In other words, Cheney's visit to the region symbolized that the the dangers in Afghanistan were rapidly approaching the same levels as before the American military actions following September 11, 2001.  The occupation of Iraq has not led us down a path to increased global security, but has undone whatever was accomplished initially.  Hence, Cheney hopped on Air Force Two to have some strong words with leaders in the region--no doubt to write more American checks and tell people that Democrats wanted to appease terrorists.

Once again, Dick Cheney believes that the problems American soldiers face in the Middle East and Central Asia can be solved by PR campaigns launched against American journalists and against the Democratic Party.

Iraq not going well?  Attack the Democratic leadership.

Taliban on the rise in Afghanistan?  Forbid journalists from calling you "Vice President."

Whole sections of the planet gone to hell in a hand basket because of Dick Cheney's policies and pig-headed stubbornness?   Criticize the American public.

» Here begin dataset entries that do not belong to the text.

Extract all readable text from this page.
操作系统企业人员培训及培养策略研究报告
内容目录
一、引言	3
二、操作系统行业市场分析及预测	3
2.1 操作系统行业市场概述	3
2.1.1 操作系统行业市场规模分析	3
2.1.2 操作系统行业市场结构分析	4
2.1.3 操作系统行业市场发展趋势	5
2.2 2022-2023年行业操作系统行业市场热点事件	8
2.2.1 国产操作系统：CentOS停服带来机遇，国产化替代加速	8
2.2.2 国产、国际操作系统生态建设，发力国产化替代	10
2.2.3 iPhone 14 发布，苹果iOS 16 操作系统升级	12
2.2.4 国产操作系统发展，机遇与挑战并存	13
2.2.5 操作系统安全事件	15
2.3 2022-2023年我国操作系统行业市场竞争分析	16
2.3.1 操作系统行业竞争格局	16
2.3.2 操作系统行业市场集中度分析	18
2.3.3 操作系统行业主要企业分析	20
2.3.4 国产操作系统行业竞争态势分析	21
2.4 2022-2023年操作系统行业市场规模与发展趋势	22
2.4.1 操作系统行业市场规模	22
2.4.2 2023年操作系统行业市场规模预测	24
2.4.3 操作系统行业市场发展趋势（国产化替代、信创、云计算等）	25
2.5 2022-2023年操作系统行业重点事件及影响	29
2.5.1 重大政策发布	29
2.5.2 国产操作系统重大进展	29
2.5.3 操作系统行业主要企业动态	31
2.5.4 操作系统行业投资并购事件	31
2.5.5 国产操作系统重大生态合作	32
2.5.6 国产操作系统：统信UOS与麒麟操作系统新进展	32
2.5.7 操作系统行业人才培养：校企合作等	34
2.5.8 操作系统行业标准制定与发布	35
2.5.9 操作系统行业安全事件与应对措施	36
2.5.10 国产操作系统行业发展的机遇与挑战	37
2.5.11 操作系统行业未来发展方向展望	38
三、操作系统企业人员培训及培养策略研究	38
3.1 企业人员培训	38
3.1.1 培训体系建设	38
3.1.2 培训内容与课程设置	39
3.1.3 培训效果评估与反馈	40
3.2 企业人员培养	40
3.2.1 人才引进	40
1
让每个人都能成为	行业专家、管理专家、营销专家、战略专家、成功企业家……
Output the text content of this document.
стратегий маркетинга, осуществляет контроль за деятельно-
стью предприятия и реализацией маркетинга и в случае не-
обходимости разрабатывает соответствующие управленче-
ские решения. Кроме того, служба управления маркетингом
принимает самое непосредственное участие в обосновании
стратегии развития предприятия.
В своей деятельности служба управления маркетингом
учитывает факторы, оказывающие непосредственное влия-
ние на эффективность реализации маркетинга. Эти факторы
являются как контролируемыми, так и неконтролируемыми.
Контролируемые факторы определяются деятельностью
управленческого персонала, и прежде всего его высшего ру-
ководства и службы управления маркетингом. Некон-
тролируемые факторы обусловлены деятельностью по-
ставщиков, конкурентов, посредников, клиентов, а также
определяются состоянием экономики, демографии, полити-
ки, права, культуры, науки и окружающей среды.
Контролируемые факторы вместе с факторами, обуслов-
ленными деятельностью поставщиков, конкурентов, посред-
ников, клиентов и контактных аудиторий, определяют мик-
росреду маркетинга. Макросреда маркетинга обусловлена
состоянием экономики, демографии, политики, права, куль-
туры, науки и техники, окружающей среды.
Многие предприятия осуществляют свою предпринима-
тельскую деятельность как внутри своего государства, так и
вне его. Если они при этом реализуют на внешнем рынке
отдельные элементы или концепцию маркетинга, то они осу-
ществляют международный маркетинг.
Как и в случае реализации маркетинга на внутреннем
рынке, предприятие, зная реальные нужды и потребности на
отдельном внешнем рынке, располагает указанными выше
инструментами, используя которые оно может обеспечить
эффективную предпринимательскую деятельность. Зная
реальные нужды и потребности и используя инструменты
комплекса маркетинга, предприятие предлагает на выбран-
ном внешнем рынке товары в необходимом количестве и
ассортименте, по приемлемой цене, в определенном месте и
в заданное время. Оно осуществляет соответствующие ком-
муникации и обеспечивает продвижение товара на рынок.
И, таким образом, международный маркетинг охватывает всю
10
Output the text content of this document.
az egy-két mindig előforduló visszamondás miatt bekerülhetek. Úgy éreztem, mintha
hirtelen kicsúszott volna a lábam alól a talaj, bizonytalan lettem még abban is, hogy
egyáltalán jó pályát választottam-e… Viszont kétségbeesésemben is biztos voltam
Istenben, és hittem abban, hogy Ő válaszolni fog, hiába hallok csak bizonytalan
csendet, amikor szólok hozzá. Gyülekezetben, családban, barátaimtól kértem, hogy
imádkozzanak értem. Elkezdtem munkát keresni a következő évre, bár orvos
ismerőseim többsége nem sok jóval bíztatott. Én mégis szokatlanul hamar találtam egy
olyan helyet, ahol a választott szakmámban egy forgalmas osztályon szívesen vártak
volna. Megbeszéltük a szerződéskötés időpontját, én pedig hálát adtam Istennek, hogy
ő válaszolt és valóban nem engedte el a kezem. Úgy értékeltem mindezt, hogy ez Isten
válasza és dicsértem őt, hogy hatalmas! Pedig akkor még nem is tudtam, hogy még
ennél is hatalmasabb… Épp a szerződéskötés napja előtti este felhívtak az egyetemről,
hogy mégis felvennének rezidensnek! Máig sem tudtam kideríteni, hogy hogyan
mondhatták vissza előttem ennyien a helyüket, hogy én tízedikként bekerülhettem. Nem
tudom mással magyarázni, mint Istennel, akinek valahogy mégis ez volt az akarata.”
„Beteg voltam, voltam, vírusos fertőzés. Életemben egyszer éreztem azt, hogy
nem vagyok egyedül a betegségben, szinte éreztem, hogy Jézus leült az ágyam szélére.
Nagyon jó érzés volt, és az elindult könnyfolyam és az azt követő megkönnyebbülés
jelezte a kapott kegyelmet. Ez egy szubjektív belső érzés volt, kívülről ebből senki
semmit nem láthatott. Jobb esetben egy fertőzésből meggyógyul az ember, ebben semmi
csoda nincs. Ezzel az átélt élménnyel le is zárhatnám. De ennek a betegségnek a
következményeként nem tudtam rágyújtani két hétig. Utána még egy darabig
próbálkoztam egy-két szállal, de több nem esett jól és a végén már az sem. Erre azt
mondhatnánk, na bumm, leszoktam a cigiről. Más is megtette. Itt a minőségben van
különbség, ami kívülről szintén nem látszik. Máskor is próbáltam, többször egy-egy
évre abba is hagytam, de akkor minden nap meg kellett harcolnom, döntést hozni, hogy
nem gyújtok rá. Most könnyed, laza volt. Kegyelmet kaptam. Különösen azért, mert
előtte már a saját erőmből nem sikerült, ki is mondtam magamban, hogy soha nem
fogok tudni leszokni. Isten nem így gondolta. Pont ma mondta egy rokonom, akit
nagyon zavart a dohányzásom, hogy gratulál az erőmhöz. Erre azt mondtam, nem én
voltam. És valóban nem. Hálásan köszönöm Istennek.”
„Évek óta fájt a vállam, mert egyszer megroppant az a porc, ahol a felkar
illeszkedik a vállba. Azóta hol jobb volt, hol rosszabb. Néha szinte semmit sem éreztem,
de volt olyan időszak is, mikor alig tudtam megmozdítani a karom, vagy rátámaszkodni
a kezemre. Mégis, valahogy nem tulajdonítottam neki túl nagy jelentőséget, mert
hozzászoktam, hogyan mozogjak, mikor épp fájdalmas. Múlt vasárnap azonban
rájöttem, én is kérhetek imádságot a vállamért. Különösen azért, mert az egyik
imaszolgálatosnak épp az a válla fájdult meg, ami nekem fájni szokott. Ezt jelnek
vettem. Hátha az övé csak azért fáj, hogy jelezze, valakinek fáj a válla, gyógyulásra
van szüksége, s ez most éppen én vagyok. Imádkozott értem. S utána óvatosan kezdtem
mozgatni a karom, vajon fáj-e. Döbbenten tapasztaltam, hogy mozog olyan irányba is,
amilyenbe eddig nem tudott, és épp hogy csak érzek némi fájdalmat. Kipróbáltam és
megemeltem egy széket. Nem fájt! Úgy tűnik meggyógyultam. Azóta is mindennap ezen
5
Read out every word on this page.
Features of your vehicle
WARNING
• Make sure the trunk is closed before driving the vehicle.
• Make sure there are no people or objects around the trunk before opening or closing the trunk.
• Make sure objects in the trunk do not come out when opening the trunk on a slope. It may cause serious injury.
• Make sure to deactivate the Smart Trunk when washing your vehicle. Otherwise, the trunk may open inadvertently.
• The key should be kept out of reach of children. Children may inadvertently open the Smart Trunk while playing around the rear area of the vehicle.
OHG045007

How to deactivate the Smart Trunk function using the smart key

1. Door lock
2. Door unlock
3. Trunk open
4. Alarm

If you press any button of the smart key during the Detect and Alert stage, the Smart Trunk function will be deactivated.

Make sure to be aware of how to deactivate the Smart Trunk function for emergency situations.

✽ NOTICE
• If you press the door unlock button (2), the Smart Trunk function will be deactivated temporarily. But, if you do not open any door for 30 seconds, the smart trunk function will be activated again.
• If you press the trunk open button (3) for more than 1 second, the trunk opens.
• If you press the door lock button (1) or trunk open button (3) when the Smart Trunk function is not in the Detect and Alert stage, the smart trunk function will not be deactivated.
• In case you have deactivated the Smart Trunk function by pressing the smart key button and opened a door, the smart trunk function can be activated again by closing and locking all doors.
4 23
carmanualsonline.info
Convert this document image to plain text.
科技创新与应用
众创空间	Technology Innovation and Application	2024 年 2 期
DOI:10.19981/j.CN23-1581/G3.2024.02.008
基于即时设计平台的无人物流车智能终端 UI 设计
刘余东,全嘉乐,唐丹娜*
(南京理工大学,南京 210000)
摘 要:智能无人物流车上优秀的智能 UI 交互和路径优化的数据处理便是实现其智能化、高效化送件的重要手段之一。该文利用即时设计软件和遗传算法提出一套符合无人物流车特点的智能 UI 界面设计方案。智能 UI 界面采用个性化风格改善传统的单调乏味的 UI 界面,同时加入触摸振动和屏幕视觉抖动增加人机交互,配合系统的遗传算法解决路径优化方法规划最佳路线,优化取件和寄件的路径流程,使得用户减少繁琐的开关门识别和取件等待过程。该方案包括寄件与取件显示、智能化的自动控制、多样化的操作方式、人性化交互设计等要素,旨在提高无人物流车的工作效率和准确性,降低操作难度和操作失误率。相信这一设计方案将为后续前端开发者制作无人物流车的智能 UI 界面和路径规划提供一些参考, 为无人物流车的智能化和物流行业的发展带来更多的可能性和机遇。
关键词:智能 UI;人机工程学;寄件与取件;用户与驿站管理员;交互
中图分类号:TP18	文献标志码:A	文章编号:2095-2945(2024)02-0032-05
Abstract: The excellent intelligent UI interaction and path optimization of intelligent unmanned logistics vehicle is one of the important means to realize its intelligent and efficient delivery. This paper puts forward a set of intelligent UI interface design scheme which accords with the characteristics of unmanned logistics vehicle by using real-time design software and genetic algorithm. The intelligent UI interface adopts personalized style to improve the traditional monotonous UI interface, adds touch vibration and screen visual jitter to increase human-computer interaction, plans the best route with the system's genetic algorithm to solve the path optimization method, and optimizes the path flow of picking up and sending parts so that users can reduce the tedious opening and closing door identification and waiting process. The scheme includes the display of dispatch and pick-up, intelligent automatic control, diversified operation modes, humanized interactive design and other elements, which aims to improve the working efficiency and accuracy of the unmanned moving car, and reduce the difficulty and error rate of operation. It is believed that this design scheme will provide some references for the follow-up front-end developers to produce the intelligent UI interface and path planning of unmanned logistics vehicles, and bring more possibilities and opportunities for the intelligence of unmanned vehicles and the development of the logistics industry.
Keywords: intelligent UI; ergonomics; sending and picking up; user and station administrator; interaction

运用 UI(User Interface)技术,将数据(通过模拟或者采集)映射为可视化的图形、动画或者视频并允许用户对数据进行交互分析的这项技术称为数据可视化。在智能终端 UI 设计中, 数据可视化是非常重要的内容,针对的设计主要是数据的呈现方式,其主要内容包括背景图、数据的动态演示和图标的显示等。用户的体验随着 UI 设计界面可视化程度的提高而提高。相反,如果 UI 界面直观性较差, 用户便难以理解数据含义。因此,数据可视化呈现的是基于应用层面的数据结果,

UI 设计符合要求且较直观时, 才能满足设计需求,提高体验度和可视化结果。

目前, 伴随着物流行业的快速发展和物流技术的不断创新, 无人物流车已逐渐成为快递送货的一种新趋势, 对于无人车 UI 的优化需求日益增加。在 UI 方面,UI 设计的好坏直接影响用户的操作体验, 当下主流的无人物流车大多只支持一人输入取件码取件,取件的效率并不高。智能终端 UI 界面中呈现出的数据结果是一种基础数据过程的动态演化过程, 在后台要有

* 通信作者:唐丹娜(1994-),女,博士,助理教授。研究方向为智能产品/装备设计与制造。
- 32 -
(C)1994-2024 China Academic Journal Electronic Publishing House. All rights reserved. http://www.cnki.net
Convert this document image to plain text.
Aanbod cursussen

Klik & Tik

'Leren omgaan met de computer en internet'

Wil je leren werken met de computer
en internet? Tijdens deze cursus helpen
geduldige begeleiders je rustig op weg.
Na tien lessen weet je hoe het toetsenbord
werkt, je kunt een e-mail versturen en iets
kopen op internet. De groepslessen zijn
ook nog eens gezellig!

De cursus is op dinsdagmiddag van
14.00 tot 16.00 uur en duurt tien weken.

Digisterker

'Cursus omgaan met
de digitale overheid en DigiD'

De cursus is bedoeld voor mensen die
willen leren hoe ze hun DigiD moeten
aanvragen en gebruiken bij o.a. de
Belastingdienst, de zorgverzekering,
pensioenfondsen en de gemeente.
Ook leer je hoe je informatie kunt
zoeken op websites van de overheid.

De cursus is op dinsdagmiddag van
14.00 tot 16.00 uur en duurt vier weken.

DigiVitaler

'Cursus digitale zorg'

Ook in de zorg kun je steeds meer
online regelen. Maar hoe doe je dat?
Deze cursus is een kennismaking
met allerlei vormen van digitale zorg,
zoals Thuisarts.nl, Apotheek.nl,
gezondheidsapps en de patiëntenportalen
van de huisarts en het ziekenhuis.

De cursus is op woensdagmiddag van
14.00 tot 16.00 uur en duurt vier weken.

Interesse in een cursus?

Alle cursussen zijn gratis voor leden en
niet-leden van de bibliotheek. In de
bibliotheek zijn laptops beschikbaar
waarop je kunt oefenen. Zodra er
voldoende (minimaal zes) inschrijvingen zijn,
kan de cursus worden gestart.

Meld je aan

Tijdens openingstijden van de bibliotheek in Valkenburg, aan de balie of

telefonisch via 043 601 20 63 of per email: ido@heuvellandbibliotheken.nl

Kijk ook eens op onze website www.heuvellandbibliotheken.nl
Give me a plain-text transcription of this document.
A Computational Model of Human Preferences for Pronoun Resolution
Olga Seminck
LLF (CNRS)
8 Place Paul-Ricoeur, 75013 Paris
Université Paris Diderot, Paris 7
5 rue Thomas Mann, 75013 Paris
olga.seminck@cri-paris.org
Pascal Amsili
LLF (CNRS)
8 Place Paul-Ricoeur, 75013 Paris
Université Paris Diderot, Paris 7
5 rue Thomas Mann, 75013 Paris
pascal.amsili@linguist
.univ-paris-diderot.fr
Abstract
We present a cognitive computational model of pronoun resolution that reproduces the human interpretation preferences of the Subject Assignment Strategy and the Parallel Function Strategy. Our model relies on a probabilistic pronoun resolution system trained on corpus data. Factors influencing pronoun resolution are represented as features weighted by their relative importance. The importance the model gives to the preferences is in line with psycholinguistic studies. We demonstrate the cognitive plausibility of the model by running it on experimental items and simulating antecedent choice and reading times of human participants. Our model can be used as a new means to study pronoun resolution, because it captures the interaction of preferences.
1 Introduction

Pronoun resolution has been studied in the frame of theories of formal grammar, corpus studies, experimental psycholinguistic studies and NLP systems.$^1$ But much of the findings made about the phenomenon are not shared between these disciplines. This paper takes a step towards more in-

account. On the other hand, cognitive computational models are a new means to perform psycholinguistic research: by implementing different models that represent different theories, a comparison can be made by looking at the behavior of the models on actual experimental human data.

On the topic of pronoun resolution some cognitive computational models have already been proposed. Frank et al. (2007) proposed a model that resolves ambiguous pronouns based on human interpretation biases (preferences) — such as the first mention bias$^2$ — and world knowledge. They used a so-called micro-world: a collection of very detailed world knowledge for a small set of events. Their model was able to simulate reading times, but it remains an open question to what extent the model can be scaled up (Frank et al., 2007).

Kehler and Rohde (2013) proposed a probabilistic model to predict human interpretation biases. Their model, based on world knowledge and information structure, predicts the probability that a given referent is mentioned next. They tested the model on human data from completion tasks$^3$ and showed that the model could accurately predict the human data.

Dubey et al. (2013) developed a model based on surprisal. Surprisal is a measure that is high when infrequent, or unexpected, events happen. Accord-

Yeah.  That will fix things.

Violence is not the answer to any of these problems, and we should all whole-heartedly condemn whoever was insane enough to launch a suicide bomb attack at the base where the "Senior Administration Official" was staying in Afghanistan.

But the image of local insurgents hurling bombs at a visiting American leader resonates far beyond the lost lives of that event. It hearkens back to a lost era when other parts of the world cut up into pieces and mismanaged by egotistical and detached rulers.  The Austro-Hungarian Empire on the eve of World War I, for example.

The great danger that the Vice President cannot see right before his eyes is not a single suicide bomb, but the entire region bursting into flames as it rips itself asunder.  Not just Iraq, but the whole of the Middle East and Central Asia.

It is the danger we face. But not Cheney.  For him, success is just around the corner.  Just a few more weeks of PR and all will be well.